This sample illustrates using the Fluree listen API to listen to all changes
in a Fluree ledger and then pushes new block data to a Kafka topic.
The listen api has the signature of (listen conn ledger listener-key listen-fn)
where the listener-fn is a two-argument function that will be called with every
new event in the specified ledger. The first argument is the event type,
in this case we are only looking for the :block event which broadcasts new blocks.
The second argument is the event data.
This example also massages the block data prior to sending it onto the Kafka topic
using the block-event->map api, which takes the raw Flakes (extended RDF data)
from a block event and adds both an :added and :retracted key with maps (JSON objects)
containing each of the added and retracted subjects with their respective predicates
and values.
The listener-key is any unique key for your listener and is only used to
close a listener via (close-listener conn ledger listener-key). In this example
it is used to close the listener at shutdown in a controlled order,
however the resources would be released for this listener at shutdown regardless
of if it was explicitlly closed.
docker run --env FLUREE_SERVERS=http://localhost:8080 --env FLUREE_LEDGER=my/ledger --env KAFKA_SERVERS=localhost:9092 --env KAFKA_TOPIC=test fluree/kafka:latest
If the necessary environment variables are already set, run:
java -jar target/fluree-kafka.standalone.jar
Or, set the environment variables in the same command like:
FLUREE_SERVERS=http://localhost:8080 FLUREE_LEDGER=my/ledger KAFKA_SERVERS=localhost:9092 KAFKA_TOPIC=test java -jar target/fluree-kafka.standalone.jar
Kafka and Fluree both use the slf4j / logback format. You can add/modify the logback.xml to control logging levels, output, etc.
The build process uses make and the clojure cli along with Clojure's deps.edn
dependency management process. The build process generates a Java .jar file. Be sure these tools are available in your local environment.
If building a Docker image, docker must also be installed locally.
To build an uberjar simply type make or make uberjar from the command
line within this repository's root directory.
Run make docker. An uberjar will be built and then packed up in the Dockerfile included in
this repository.
To push the Docker container to the central container registry, run make docker-push. The container
will be tagged by the repository version (defined in the pom.xml file).
To push the Docker container, and also tag it as :latest, run make docker-push-latest.
To update the version of this project/repository, update <version>...</version> in the pom.xml file.
This example does not checkpoint the block it has processed - and therefore if this service failed and then resumed, it could miss blocks. If important for the application, it could be solved in a number of ways.
a) By the Kafka Consumer: The consumer could read events and if it
discovered a gap in block number (the block number is included in the event data),
it could use the (block-range db from-block to-block) api to get and
process any missing blocks before proceeding.

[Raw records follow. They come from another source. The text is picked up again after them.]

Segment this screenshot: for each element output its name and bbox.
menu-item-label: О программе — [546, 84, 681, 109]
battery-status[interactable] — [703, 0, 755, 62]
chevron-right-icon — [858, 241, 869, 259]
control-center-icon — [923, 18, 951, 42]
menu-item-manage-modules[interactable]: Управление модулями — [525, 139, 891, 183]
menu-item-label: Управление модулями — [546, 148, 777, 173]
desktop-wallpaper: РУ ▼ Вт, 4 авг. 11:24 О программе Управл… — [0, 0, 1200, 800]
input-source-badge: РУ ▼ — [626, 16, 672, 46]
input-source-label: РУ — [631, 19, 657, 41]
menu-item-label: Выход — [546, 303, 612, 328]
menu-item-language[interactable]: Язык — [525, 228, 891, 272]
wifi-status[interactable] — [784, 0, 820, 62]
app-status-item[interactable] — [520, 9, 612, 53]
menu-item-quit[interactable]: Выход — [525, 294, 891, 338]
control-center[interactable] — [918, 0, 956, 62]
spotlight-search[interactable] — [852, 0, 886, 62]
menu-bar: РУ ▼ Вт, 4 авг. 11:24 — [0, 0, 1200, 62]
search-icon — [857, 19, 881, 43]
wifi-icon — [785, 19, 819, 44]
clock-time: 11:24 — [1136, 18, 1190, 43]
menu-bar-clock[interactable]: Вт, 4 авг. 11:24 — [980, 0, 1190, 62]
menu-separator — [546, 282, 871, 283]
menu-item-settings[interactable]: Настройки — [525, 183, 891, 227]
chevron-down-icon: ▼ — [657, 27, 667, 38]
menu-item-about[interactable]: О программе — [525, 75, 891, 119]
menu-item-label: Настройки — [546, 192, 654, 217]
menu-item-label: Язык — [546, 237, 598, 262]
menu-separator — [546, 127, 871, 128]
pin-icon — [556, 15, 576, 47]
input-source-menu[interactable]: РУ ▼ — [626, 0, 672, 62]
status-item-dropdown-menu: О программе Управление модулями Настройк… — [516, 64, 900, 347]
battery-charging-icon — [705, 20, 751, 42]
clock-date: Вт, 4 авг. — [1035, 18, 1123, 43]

b) By this Kafka Producer: This connector could alternatively be updated to include a Kafka consumer that upon startup, seek'd to the last offset and read the last event, subsequently sending any block data gaps using the above method. This could work most effectively if the Kafka topic was only being used for Fluree events, otherwise it would have to read backwards from the last offset until it found the last block event data - something Kafka isn't designed to naturally do.
c) Using Fluree: This connector could transact the last processed block on some period that made sense for the application into a Fluree predicate used specifically for this connector. On startup, this connector could read the last checkpointed block and 'catch up' as necessary. To avoid an infinite loop, either a different ledger should be used for this, or this producer would want to filter out those transactions and not checkpoint or propagate them.
d) If running Kafka, it also means you are running Zookeeper. Zookeeper does this sort of thing for a living.
If it is possible multiple of this service could be running at the same time, i.e. perhaps via a rolling upgrade, it would mean the same block could be pushed onto the Kafka topic multiple times. This could be handled by the consumer tracking the last processed block in local state and skipping any duplicates. It would be important the consumer checkpoints its offset in the Kafka topics to avoid its own failure scenario where a Kafka offset/index is transacted multiple times.
An alternative could be to create a 'lock' by extending (c) above to also include a server-name, and ideally a lock-time, that would allow any other service to see that another server is actively processing events and it should stand-by.
Another option if leaning into Zookeeper as per (d) above is to just utilize it.